Investing Norway’s oil money in foreign private companies is strictly monitored. The ministry of finance has a “shopping list” which provides guidance on which companies to invest in.
Council of ethics
The country has further established a council on ethics to advise the government on possible investment partners. All investment recommendations are presented to Parliament after the council on ethics has screened the companies that the fund is willing to invest in and the finance minister approves the transaction.
Because of Norway’s stance on “responsible investment”, the fund does not invest in companies that produce tobacco; producers of nuclear arms; mines with poor human rights records and those that pollute the environment; or any company that abuses human rights.

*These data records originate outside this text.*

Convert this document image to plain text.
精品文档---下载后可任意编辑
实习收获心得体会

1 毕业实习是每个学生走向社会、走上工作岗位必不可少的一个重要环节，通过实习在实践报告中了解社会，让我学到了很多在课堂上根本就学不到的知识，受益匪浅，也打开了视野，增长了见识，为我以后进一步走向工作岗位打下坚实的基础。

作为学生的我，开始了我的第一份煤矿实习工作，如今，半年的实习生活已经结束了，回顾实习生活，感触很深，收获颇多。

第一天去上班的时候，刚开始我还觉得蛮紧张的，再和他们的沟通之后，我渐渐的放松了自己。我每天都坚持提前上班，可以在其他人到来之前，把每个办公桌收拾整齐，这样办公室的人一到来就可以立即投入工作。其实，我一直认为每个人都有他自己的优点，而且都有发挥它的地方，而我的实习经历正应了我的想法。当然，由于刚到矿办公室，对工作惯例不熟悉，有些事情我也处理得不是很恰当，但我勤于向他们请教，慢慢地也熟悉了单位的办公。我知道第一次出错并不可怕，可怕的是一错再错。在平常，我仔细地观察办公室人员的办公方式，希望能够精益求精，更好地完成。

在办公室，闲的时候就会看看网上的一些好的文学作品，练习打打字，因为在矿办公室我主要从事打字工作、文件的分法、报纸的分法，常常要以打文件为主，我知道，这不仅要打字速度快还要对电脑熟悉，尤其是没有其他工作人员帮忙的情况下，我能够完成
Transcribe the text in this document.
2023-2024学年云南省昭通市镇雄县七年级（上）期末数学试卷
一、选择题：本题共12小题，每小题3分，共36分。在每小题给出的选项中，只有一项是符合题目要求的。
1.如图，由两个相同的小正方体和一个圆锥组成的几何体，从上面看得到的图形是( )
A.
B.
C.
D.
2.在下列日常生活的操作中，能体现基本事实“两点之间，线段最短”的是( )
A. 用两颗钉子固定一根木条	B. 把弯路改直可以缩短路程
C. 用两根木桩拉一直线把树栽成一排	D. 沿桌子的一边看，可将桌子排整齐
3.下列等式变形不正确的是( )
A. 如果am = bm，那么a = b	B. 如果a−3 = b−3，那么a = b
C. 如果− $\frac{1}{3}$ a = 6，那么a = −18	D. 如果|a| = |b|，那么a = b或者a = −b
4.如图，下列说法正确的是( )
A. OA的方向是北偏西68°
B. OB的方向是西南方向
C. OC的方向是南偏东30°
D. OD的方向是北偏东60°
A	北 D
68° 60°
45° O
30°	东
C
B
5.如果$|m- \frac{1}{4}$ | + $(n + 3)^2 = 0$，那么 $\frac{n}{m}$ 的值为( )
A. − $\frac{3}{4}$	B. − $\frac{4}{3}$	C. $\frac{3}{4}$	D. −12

Strømsheim believes that for nationalisation to work, it is only fiscal discipline that can ensure that the benefits from resource rents can last and that the oil money, in the case of Norway, can be put to use without risking the sustainability of the rest of the economy.
“The mechanisms for discipline will only work if the population at large allows the government to save, to secure welfare for themselves later in their own lives, and for future generations.”
Norway is, however, a small country—and its success in uplifting the lives of its citizens using nationalisation might also be due to only having to cater to a population of 4.9-million people, compared to South Africa’s over 50-million residents.
The ANC’s task team is expected to complete case studies on nationalisation by the end of the year and make its recommendations at the party’s policy conference next year.
Other countries that the ANC is looking to for advice are Sweden, Brazil, Venezuela, Chile, China, Australia, Bolivia and Malaysia. In Africa, Botswana, Namibia and Zambia will be the prime examples of nationalisation.